Members of the public who would like to share their favourite Christmas photographs or cinefilm clips should email: deckthewalls@cinescapes.co.uk

Additionally, there is an online exhibition celebrating the people of Leith.

Launched on the centenary of Leith becoming part of Edinburgh, on November 5, 1920, it takes its title from a protest banner which read: “Leith For Ever. We protest against Amalgamation.”

Co producer Barbara Kerr said: “It’s very much a community project. We want people to make suggestions of people, places, stories and facts that make Leith what it is.

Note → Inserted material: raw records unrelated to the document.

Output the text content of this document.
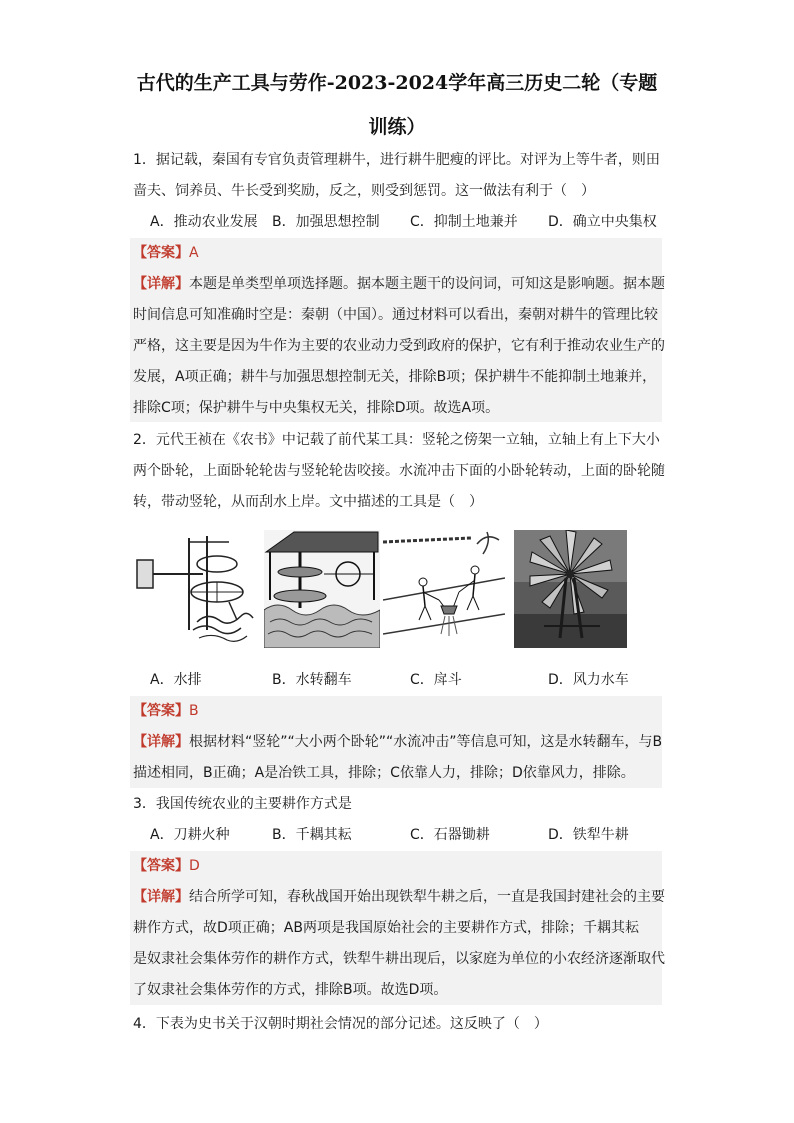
古代的生产工具与劳作-2023-2024学年高三历史二轮（专题
训练）
1．据记载，秦国有专官负责管理耕牛，进行耕牛肥瘦的评比。对评为上等牛者，则田
啬夫、饲养员、牛长受到奖励，反之，则受到惩罚。这一做法有利于（　）
A．推动农业发展 B．加强思想控制 C．抑制土地兼并 D．确立中央集权
【答案】A
【详解】本题是单类型单项选择题。据本题主题干的设问词，可知这是影响题。据本题
时间信息可知准确时空是：秦朝（中国）。通过材料可以看出，秦朝对耕牛的管理比较
严格，这主要是因为牛作为主要的农业动力受到政府的保护，它有利于推动农业生产的
发展，A项正确；耕牛与加强思想控制无关，排除B项；保护耕牛不能抑制土地兼并，
排除C项；保护耕牛与中央集权无关，排除D项。故选A项。
2．元代王祯在《农书》中记载了前代某工具：竖轮之傍架一立轴，立轴上有上下大小
两个卧轮，上面卧轮轮齿与竖轮轮齿咬接。水流冲击下面的小卧轮转动，上面的卧轮随
转，带动竖轮，从而刮水上岸。文中描述的工具是（　）
A．水排	B．水转翻车	C．戽斗	D．风力水车
【答案】B
【详解】根据材料“竖轮”“大小两个卧轮”“水流冲击”等信息可知，这是水转翻车，与B
描述相同，B正确；A是冶铁工具，排除；C依靠人力，排除；D依靠风力，排除。
3．我国传统农业的主要耕作方式是
A．刀耕火种	B．千耦其耘	C．石器锄耕	D．铁犁牛耕
【答案】D
【详解】结合所学可知，春秋战国开始出现铁犁牛耕之后，一直是我国封建社会的主要
耕作方式，故D项正确；AB两项是我国原始社会的主要耕作方式，排除；千耦其耘
是奴隶社会集体劳作的耕作方式，铁犁牛耕出现后，以家庭为单位的小农经济逐渐取代
了奴隶社会集体劳作的方式，排除B项。故选D项。
4．下表为史书关于汉朝时期社会情况的部分记述。这反映了（　）
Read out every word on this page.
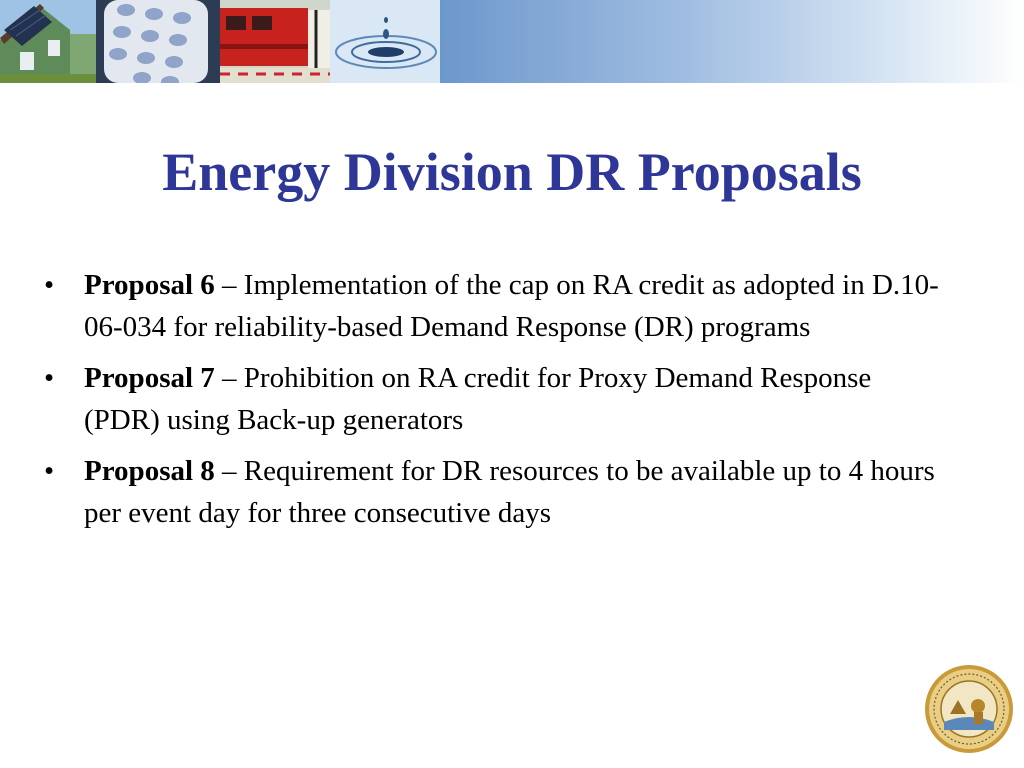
Energy Division DR Proposals
•	Proposal 6 – Implementation of the cap on RA credit as adopted in D.10-06-034 for reliability-based Demand Response (DR) programs
•	Proposal 7 – Prohibition on RA credit for Proxy Demand Response (PDR) using Back-up generators
•	Proposal 8 – Requirement for DR resources to be available up to 4 hours per event day for three consecutive days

“Leith For Ever wil celebrate what makes Leith special. We want people to comment, make suggestions and share online – and if any other groups would like to participate we would love to hear from them.”

The exhibition can be found on leithforever.org/100days

The exhibition is the brainchild of a group of Leith-based organisations, including Leith Civic Trust, Yardheads productions, Leith Festival and Cinetopia. The idea of presenting One Hundred Days of Leith was originally suggested by Leith-based Citizen Curator Duncan Bremner.

Duncan Bremner, Executive Director of Citizen Curator said: “I guess Leith has always had a different feeling from Edinburgh. In many ways Edinburgh history is the great and good – the Castle, the crown, the law – but Leith has always been a working community so the history of Leith is more about the social history, of everyday folk.

“The idea was partly inspired by the BBC series ‘A History of the World in 100 objects’. What would Leith be in 100 things – particularly when you think not just of objects but of people and places and stories.

“Leith is not just about its history, it is also about its community and it has a fantastic mix of assets.

“It is a really broad mix and hopefully a project like this will allow people to talk about the things they love about Leith.”